A similar `ChecksumWriter` could be used during serialization, although
because the checksum is at the beginning rather than the end of the
message it does not help avoid an allocation there. It could also be
generic over a `Digest` implementation, although because we need a
truncated double-SHA256 we would have to write a custom `Digest`
implementation, so this is probably not worthwhile unless we have other
checksum types.
Finally, this does very minimal testing -- just round-trip serialization
on a single message.

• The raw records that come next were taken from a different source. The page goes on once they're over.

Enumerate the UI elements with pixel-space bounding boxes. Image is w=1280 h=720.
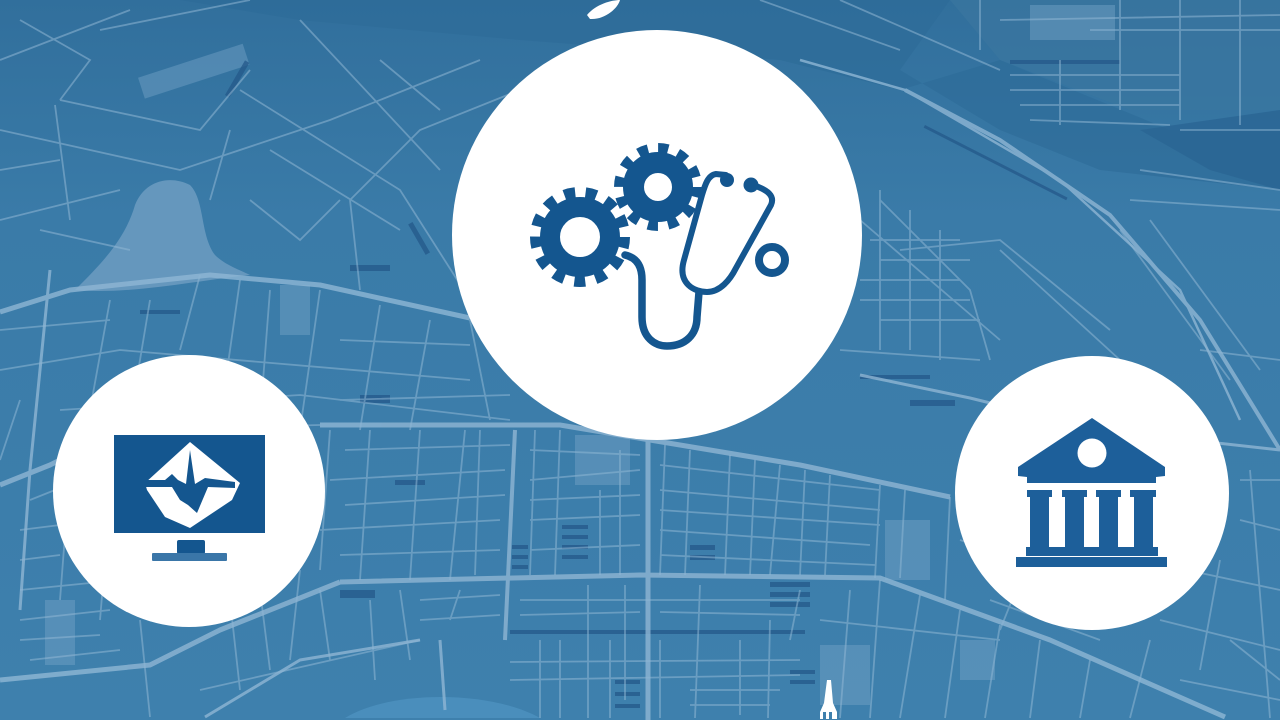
panel: right circle with institution <box>955 356 1229 630</box>
icon: classical building <box>1016 418 1167 567</box>
icon: stethoscope <box>625 173 785 346</box>
river bands <box>180 0 1280 190</box>
lake <box>75 180 250 291</box>
panel: left circle with monitor <box>53 355 325 627</box>
dark blocks <box>140 60 1120 708</box>
icon: monitor with heartbeat <box>114 435 265 561</box>
icon: white tower at bottom <box>820 680 837 719</box>
icon: large gear <box>536 192 624 282</box>
panel: central circle with gears and stethoscope <box>452 30 862 440</box>
bottom water <box>345 697 540 718</box>
clipped title glyph <box>587 0 620 19</box>
icon: small gear <box>619 148 697 226</box>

It would be good to build in support for
property-based testing, probably using `proptest`; if we could define
generation and shrinking strategies for every component type of every
message, we could do strong randomized testing of the serialization.
The core serialization logic is now in zebra-chain and consists of two
pairs of traits:
These are analogues of the Serde `Serialize` and `Deserialize` traits,
but explicitly intended for consensus-critical serialization formats.
Thus some struct `Foo` may have derived `Serialize` and `Deserialize`
implementations for (internal) use with Serde, and explicitly-written
`ZcashSerialize` and `ZcashDeserialize` implementations for use in
consensus-critical contexts. The consensus-critical implementations
provide `zcash`-prefixed `zcash_serialize` and `zcash_deserialize`
methods to make it clear in client contexts that the serialization is
consensus-critical.
These are utility traits, analogous to the `ReadBytesExt` and
`WriteBytesExt` traits provided by `byteorder`. A generic
implementation is provided for any `io::Read` or `io::Write`, so that
bringing the traits into scope adds additional Zcash-specific traits to
generic readers and writers -- for instance, writing a `u64` in the
Bitcoin "CompactSize" format.
Currently these just have write_compactsize and read_compactsize methods which
allow reading and writing u64s to any `Read` or `Write` implementation using
the Bitcoin "CompactSize" variable integer encoding.
These methods read and write u64s rather than defining a new `CompactSize`
type, because the `CompactSize` is just an encoding detail, not a different
type with any distinct meaning.
The `NetworkAddress` type was a `(Services, SocketAddr)` pair as used in the
`version` handshake message, described as the `net_addr` struct in the Bitcoin
wiki protocol documentation. However, all of the other uses of the `net_addr`
struct are a `(Timestamp, Services, SocketAddr)` pair (where the timestamp is
the last-seen time of the peer), and the timestamp is omitted only during the
`version` messages, which are used only during the handshake, so it seems
better to include the timestamp field and omit it during serialization of
`version` packets.